All in all, ZFS on FreeBSD is working for me in my test deployment in my IT infrastructure, but it's not as seamless as I had hoped. When I look for IT technology I look for something that Just Works(tm). ZFS on FreeBSD would Just Work(tm) if I were using DASD's, but since I'm using network-attached storage, it's more of an erector set scenario than I'd like.

Thursday, June 14, 2012

ZFS -- the killer app for FreeBSD?

Okay, so here's my issue. I have two iSCSI appliances. Nevermind why I have two iSCSI appliances, they were what was available, so that is what I'm using. So I want my backups mirrored between them. Furthermore, I want my backups to be versioned so I can access yesterday's backup or last month's backup without a problem. Furthermore, I want my backups to look like complete snapshots of the system that was backed up as of that specific point in time. Furthermore, because my data set is highly compressible in part and highly de-duplicable in part, I want it compressed as necessary and dedupe'ed as necessary.

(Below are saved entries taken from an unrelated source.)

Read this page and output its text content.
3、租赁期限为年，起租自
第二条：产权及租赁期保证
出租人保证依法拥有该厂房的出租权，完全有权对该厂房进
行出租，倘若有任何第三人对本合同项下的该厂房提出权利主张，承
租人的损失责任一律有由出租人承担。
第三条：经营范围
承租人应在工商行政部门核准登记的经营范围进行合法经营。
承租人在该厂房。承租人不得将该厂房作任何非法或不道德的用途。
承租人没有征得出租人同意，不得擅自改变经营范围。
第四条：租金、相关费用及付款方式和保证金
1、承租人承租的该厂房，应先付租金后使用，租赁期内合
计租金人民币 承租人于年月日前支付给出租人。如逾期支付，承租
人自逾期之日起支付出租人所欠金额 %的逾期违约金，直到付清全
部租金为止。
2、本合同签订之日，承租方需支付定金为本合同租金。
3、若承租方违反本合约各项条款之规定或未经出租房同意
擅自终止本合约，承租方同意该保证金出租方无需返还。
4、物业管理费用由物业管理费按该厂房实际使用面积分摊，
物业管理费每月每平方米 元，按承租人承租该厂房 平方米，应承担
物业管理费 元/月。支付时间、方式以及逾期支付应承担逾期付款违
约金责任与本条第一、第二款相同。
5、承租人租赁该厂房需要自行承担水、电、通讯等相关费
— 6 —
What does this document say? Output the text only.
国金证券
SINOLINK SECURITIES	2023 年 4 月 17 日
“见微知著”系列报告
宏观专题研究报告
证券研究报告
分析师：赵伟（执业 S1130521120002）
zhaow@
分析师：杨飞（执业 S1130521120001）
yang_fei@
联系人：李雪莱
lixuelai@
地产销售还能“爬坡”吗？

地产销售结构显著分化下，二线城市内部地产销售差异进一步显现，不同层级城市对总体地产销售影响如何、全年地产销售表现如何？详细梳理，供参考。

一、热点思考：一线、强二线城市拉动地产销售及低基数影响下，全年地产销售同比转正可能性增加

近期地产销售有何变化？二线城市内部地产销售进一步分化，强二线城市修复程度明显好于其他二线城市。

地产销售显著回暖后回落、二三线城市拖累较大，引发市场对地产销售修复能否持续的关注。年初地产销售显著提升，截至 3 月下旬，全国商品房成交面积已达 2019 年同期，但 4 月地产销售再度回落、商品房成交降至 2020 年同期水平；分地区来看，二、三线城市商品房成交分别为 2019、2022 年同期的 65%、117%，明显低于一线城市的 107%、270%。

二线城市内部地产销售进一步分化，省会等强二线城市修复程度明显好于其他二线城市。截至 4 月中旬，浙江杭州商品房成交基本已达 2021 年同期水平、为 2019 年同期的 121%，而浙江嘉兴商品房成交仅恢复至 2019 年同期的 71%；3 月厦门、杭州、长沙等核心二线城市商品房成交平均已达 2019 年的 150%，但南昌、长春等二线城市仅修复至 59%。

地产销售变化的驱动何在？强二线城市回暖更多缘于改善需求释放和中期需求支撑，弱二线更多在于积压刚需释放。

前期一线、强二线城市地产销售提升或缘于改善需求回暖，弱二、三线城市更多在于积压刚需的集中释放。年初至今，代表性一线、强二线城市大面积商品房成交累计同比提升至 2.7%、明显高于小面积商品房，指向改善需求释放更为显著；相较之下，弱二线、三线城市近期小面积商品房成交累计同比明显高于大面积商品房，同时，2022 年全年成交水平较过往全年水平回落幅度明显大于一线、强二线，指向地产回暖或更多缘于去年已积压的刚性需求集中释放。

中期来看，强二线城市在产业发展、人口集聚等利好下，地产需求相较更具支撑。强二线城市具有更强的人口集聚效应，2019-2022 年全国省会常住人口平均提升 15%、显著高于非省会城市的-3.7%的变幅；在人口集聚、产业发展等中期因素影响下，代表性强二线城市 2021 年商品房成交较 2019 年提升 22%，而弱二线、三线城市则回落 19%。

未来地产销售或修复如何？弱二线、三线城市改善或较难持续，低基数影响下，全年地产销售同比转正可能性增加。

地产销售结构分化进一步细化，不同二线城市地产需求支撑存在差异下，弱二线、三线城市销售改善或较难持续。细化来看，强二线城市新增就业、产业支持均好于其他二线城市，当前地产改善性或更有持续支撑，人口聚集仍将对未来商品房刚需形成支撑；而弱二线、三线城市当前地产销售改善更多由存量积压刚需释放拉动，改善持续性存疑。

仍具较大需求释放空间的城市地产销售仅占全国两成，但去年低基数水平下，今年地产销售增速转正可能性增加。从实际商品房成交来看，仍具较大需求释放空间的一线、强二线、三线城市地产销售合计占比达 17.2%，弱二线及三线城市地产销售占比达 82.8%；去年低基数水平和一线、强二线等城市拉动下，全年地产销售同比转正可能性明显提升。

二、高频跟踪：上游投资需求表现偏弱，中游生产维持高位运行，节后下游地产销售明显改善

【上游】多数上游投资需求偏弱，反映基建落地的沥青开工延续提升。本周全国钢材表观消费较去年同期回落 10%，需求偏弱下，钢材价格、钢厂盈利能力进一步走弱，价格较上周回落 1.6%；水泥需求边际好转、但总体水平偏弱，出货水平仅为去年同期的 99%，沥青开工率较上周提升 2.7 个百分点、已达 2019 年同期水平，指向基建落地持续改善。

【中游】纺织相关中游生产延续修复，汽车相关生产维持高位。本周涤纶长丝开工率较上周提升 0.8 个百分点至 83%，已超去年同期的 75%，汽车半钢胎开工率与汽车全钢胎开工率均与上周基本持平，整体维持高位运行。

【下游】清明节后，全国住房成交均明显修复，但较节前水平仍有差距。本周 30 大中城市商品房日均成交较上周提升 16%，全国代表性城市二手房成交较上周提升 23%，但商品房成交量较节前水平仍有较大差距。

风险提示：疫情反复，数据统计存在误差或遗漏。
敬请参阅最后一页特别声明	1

So, how can I do this with Linux? Well... there is a LUFS version of ZFS that will sort of, maybe, do it in a way that regularly loses data and performs terribly. There is BTRFS which is basically a Linuxy re-implementation of ZFS that does compression but not deduplication, and which is still very much a beta-quality thing at present, they didn't even have a fsck program for it until this spring. And ... that's it. In short, I can only do it slowly and buggy.

So at present I have a FreeBSD virtual machine in my infrastructure happily digesting backups and bumping the snapshot counter along. And ZFS is a first-class citizen in FreeBSD land, not a castaway in LUFS-land like on Linux. I'd love to use BTRFS for this. But BTRFS today is at about the same stage as ZFS on Solaris in 2005, when it was an experimental feature in OpenSolaris, or ZFS on FreeBSD in 2008 when the first buggy port was released. ZFS on FreeBSD is stable and rock solid today, and BTRFS, realistically, isn't going to be stable and rock solid for another three or four years at least.

So if you haven't investigated ZFS on FreeBSD to manage large data sets in a versioned, compressed, and deduplicated fashion, perhaps you should. It solves this problem *today*, not a half decade from now. And a bird in hand is worth a dozen in four years.